If that were all Anatomy of a Fall accomplished, it would be enough to recommend the movie. But Triet - who co-wrote the screenplay with her husband, Arthur Harari - also uses the narrative as a means of making the viewer reflect on their own inherent values. It’s difficult to discuss without giving away too much, but at the heart of the pre-mortem conflict between Sandra and Samuel are gender roles and personal beliefs about what we do or do not believe one spouse owes to another. And, once more, it’s not cut-and-dry. Is infidelity a violation of trust when one partner is withholding sex? If a child suffers a life-changing accident because a parent was late to pick them up from school, is that parent to blame? What is the proper ratio between pursuing one’s own needs and desires and being present for one’s family Anatomy of a Fall is virtually guaranteed to inspire lively debate, but I’d only be half-surprised if it was responsible for a couple of divorces as well.

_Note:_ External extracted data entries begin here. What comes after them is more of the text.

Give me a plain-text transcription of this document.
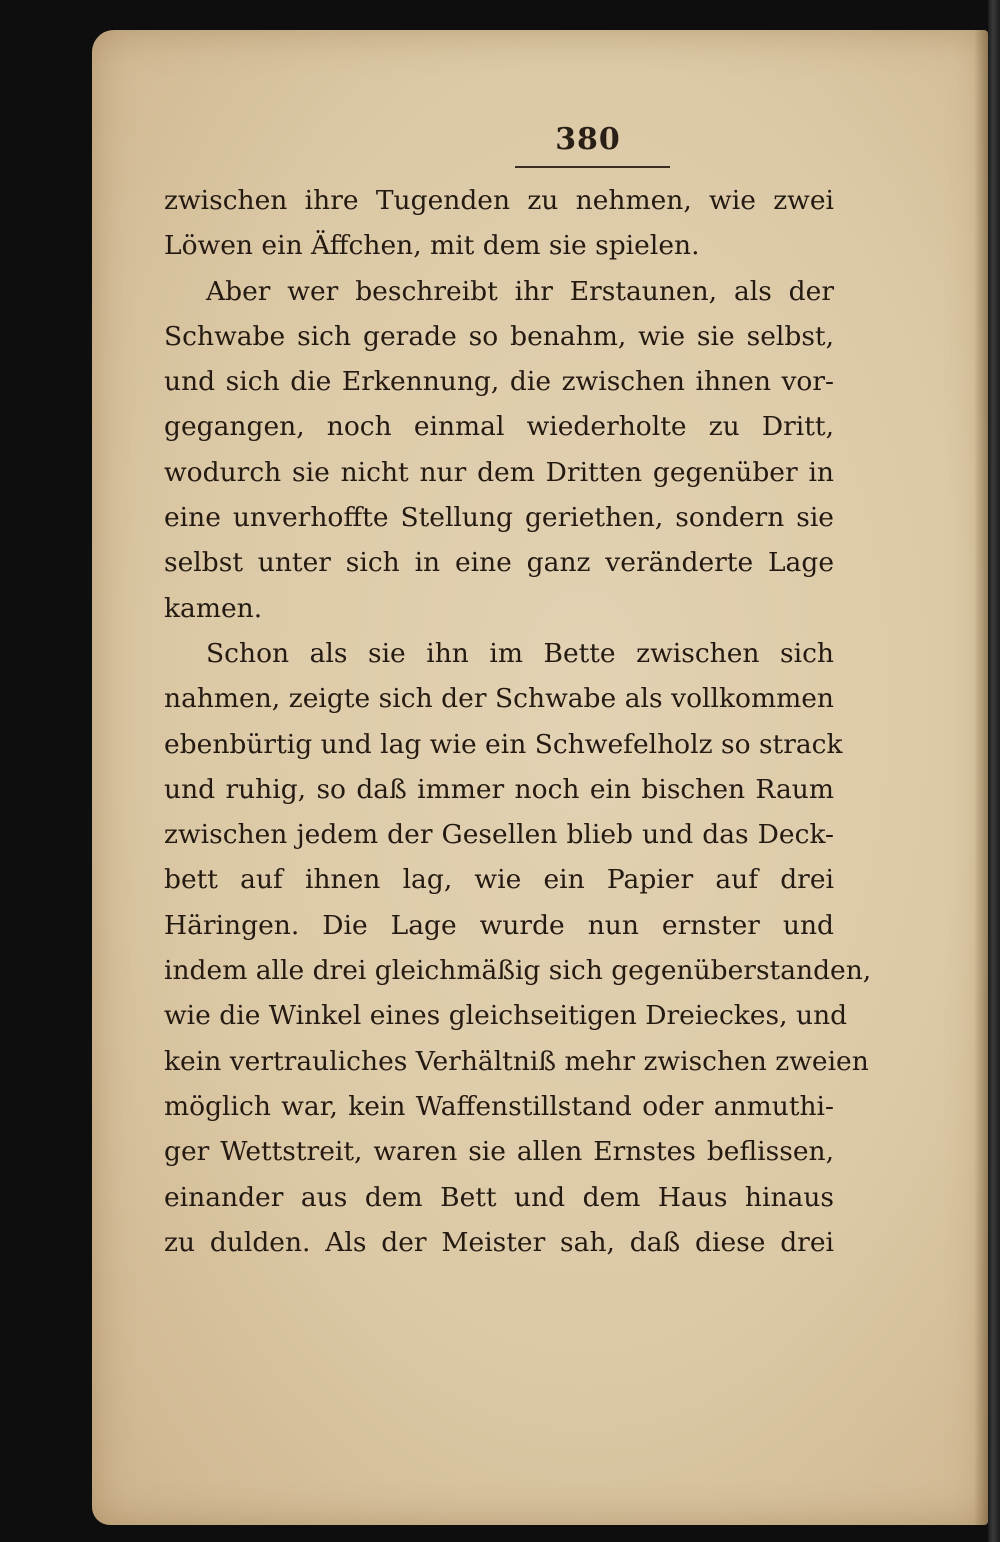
380
zwischen ihre Tugenden zu nehmen, wie zwei
Löwen ein Äffchen, mit dem sie spielen.
Aber wer beschreibt ihr Erstaunen, als der
Schwabe sich gerade so benahm, wie sie selbst,
und sich die Erkennung, die zwischen ihnen vor-
gegangen, noch einmal wiederholte zu Dritt,
wodurch sie nicht nur dem Dritten gegenüber in
eine unverhoffte Stellung geriethen, sondern sie
selbst unter sich in eine ganz veränderte Lage
kamen.
Schon als sie ihn im Bette zwischen sich
nahmen, zeigte sich der Schwabe als vollkommen
ebenbürtig und lag wie ein Schwefelholz so strack
und ruhig, so daß immer noch ein bischen Raum
zwischen jedem der Gesellen blieb und das Deck-
bett auf ihnen lag, wie ein Papier auf drei
Häringen. Die Lage wurde nun ernster und
indem alle drei gleichmäßig sich gegenüberstanden,
wie die Winkel eines gleichseitigen Dreieckes, und
kein vertrauliches Verhältniß mehr zwischen zweien
möglich war, kein Waffenstillstand oder anmuthi-
ger Wettstreit, waren sie allen Ernstes beflissen,
einander aus dem Bett und dem Haus hinaus
zu dulden. Als der Meister sah, daß diese drei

Anatomy of a Fall won the Palme d'Or at this year’s Cannes Film Festival - but it doesn’t have the same PR machine behind as certain other recently-released adult dramas. From what I’ve read, it has thus far done pretty well at the box office, but I still worry it’s the kind of movie that will escape too many filmgoers’ attention (like The Royal Hotel, another great film that seems to have already mostly-disappeared from theaters and water cooler discourse). I implore you to go see if you have a chance.